Dwindling Refis Eclipsed Rising HELOC, Purchase Lending In Q2 2022

Refinance lending fell 36% from Q1 to Q2 2022, eclipsing increases in other lending areas, according to ATTOM’s second-quarter 2022 U.S. Residential Property Mortgage Origination Report.

The report found that 2.39 million mortgages secured by residential property were originated in Q2 2022, down 13% from Q1 and 40% YOY.

This is the fifth consecutive quarter of falling originations and the biggest annual drop since 2014.

Though purchase originations and home-equity lending actually increased 8% and 35%, respectively, they were heavily outweighed by the double-digit refi drop.

The total number of mortgages issued was down 13.2% from Q1 and 40% YOY, dropping at their fastest pace in eight years.

Lenders issued $807.8 billion worth of mortgages overall in Q2, down 11% QoQ and 35% YOY. This is the largest decrease in dollar volume in the last eight years. 

Refi’s dollar volume fared even worse, down 35% QoQ and 56% YOY.

“Mortgage rates that have virtually doubled over the past year have decimated the refinance market and are starting to take a toll on purchase lending as well,” said Rick Sharga, executive vice president of market intelligence at ATTOM. 

“The combination of much higher mortgage rates and rising home prices has made the notion of homebuying simply unaffordable for many prospective buyers, which threatens to drive loan volume down even further as we exit the spring and summer months.”

HELOCs exploded in Q2, however, comprising 14.3% of all Q2 loans, more than double the 6% level from a year earlier.
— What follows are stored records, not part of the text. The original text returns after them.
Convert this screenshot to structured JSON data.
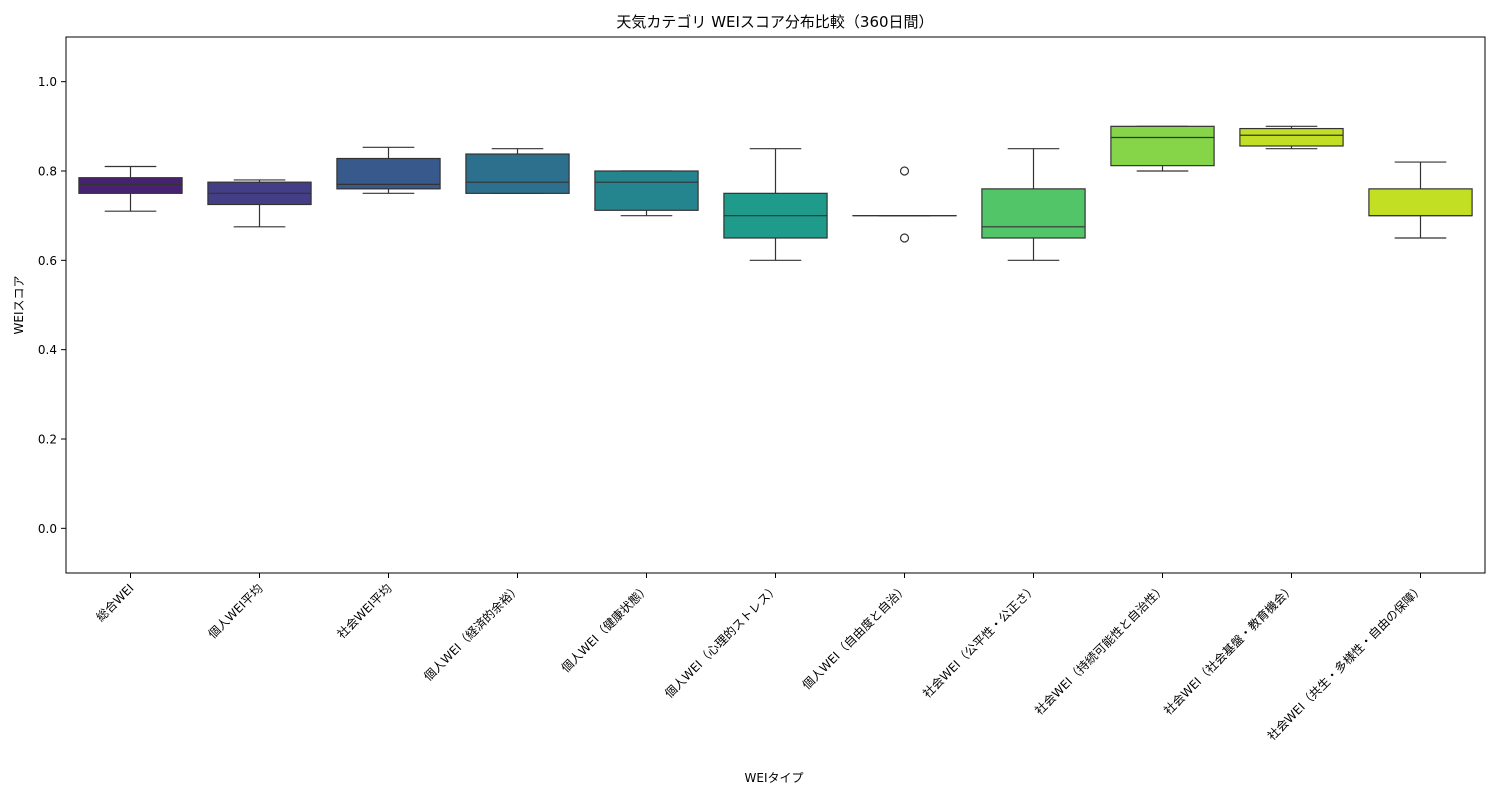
{
  "chart_data": {
    "type": "box",
    "title": "天気カテゴリ WEIスコア分布比較（360日間）",
    "xlabel": "WEIタイプ",
    "ylabel": "WEIスコア",
    "ylim": [
      -0.1,
      1.1
    ],
    "yticks": [
      0.0,
      0.2,
      0.4,
      0.6,
      0.8,
      1.0
    ],
    "ytick_labels": [
      "0.0",
      "0.2",
      "0.4",
      "0.6",
      "0.8",
      "1.0"
    ],
    "grid": false,
    "legend": "none",
    "categories": [
      "総合WEI",
      "個人WEI平均",
      "社会WEI平均",
      "個人WEI（経済的余裕）",
      "個人WEI（健康状態）",
      "個人WEI（心理的ストレス）",
      "個人WEI（自由度と自治）",
      "社会WEI（公平性・公正さ）",
      "社会WEI（持続可能性と自治性）",
      "社会WEI（社会基盤・教育機会）",
      "社会WEI（共生・多様性・自由の保障）"
    ],
    "boxes": [
      {
        "whisker_low": 0.71,
        "q1": 0.75,
        "median": 0.77,
        "q3": 0.785,
        "whisker_high": 0.81,
        "outliers": [],
        "color": "#482173"
      },
      {
        "whisker_low": 0.675,
        "q1": 0.725,
        "median": 0.75,
        "q3": 0.775,
        "whisker_high": 0.78,
        "outliers": [],
        "color": "#433e85"
      },
      {
        "whisker_low": 0.75,
        "q1": 0.76,
        "median": 0.77,
        "q3": 0.828,
        "whisker_high": 0.853,
        "outliers": [],
        "color": "#38598c"
      },
      {
        "whisker_low": 0.75,
        "q1": 0.75,
        "median": 0.775,
        "q3": 0.838,
        "whisker_high": 0.85,
        "outliers": [],
        "color": "#2d708e"
      },
      {
        "whisker_low": 0.7,
        "q1": 0.712,
        "median": 0.775,
        "q3": 0.8,
        "whisker_high": 0.8,
        "outliers": [],
        "color": "#25858e"
      },
      {
        "whisker_low": 0.6,
        "q1": 0.65,
        "median": 0.7,
        "q3": 0.75,
        "whisker_high": 0.85,
        "outliers": [],
        "color": "#1e9b8a"
      },
      {
        "whisker_low": 0.7,
        "q1": 0.7,
        "median": 0.7,
        "q3": 0.7,
        "whisker_high": 0.7,
        "outliers": [
          0.8,
          0.65
        ],
        "color": "#2ab07f"
      },
      {
        "whisker_low": 0.6,
        "q1": 0.65,
        "median": 0.675,
        "q3": 0.76,
        "whisker_high": 0.85,
        "outliers": [],
        "color": "#52c569"
      },
      {
        "whisker_low": 0.8,
        "q1": 0.812,
        "median": 0.875,
        "q3": 0.9,
        "whisker_high": 0.9,
        "outliers": [],
        "color": "#86d549"
      },
      {
        "whisker_low": 0.85,
        "q1": 0.856,
        "median": 0.88,
        "q3": 0.895,
        "whisker_high": 0.9,
        "outliers": [],
        "color": "#c2df23"
      },
      {
        "whisker_low": 0.65,
        "q1": 0.7,
        "median": 0.7,
        "q3": 0.76,
        "whisker_high": 0.82,
        "outliers": [],
        "color": "#c2df23"
      }
    ]
  }
}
Soaring home price appreciation has deepened the affordability crisis for buyers, but current homeowners have seen their equity reach record highs. Nearly half of mortgaged homes in the U.S. were equity-rich in Q2.

Lenders are leaning into this area, with United Wholesale Mortgage recently introducing two different HELOC offerings.

Homeowners have been shown to tap their equity to build even more wealth by sending their children to college, starting businesses, or investing further in housing. While using equity isn’t risk-free, it can have significant real-world impact on individual and family wealth.